Der Pensionsskandal spitzt sich zu
Wie gut, dass der „Freedom of Information Act“, den Kanzler Gordon Brown zwang, Farbe zu bekennen, als er im Budget vor 10 Jahren die englische Pensionskassen ausgeplündert und sich dabei souverän selbst über die Opposition in der eigenen Partei hinweg gesetzt hat. (Er hat u. a. die Steuerkredite auf die Dividende der Pensionskassen aufgelöst). Ein weiterer Raubzug auf die Pension war auch im letzten Budget kaschiert und wird sich ab 2008 nachteilig auf das Einkommen vieler Pensionierten auswirken, die es ohnehin schon schwer genug haben, mit ihrer mageren Pension durchzukommen. Er selbst hat es ungleich besser: Eine Pension von £ 53 000 pro Jahr steht ihm bevor, doppelt so viel, wenn er Ministerpräsident wird. (Die Malaise um Pensionen hat viele Facetten, die in tausenden von Paragraphen versteckt sind.)
 
Das „if“ – also „wenn überhaupt er PM wird“ – ist erst jetzt in der Presse aufgeflitzt.
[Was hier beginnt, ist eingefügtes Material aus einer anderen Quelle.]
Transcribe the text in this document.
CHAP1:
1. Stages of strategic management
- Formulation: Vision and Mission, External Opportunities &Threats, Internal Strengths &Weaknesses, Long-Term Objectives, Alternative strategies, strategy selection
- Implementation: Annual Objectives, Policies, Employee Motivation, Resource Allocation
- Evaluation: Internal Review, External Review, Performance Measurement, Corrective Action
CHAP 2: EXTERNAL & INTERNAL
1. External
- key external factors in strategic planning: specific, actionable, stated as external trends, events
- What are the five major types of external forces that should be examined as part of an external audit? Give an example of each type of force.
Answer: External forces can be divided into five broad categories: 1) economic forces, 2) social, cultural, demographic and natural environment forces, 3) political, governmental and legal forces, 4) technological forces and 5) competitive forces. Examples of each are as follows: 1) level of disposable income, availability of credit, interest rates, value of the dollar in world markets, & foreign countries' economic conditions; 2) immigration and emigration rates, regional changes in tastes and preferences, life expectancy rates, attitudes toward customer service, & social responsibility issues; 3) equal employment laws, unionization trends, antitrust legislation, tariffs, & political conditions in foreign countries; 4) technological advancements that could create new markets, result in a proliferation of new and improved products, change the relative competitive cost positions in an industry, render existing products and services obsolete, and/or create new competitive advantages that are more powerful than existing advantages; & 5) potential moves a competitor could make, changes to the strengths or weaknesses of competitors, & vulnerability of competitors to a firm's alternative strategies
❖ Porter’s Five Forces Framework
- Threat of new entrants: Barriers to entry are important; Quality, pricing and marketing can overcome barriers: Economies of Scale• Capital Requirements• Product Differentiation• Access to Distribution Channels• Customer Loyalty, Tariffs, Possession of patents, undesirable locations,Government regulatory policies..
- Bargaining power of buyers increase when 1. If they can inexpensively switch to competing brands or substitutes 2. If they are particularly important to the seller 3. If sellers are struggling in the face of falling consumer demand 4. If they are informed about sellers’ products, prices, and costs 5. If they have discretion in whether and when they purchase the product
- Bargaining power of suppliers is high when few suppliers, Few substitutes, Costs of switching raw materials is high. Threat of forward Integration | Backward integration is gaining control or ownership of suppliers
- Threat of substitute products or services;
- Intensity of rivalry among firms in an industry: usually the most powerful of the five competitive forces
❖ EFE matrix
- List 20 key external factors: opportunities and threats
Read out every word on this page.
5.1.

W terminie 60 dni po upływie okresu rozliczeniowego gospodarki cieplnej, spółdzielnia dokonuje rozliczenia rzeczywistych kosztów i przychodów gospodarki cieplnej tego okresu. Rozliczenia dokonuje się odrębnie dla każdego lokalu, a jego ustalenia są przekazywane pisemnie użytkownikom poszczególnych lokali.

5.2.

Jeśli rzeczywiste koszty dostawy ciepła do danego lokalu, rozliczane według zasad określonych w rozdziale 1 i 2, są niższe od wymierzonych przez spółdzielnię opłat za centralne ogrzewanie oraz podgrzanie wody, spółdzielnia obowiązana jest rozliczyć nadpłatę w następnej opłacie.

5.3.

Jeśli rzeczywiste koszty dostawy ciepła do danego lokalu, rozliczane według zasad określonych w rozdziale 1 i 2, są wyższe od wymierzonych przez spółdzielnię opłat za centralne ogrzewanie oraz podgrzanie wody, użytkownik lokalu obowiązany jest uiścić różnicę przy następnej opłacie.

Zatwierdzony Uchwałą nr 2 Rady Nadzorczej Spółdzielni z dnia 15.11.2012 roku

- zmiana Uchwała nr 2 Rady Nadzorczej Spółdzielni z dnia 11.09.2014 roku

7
Die Leute haben genug von seinen fiskalen Pokerspielen. Gordon Brown hoffte umsonst, sich mit seinem Abstecher nach Afghanistan und dank den bevorstehenden Ostern von den Folgen seiner Manipulationen mit den Pensionskassen entzogen zu haben. Meines Wissens gibt es kein anderes Land in Europa, das derartige Raubzüge auf Pensionen unternimmt.
 
Die Niederlage der Supermarktkette Tesco in Finchley (London)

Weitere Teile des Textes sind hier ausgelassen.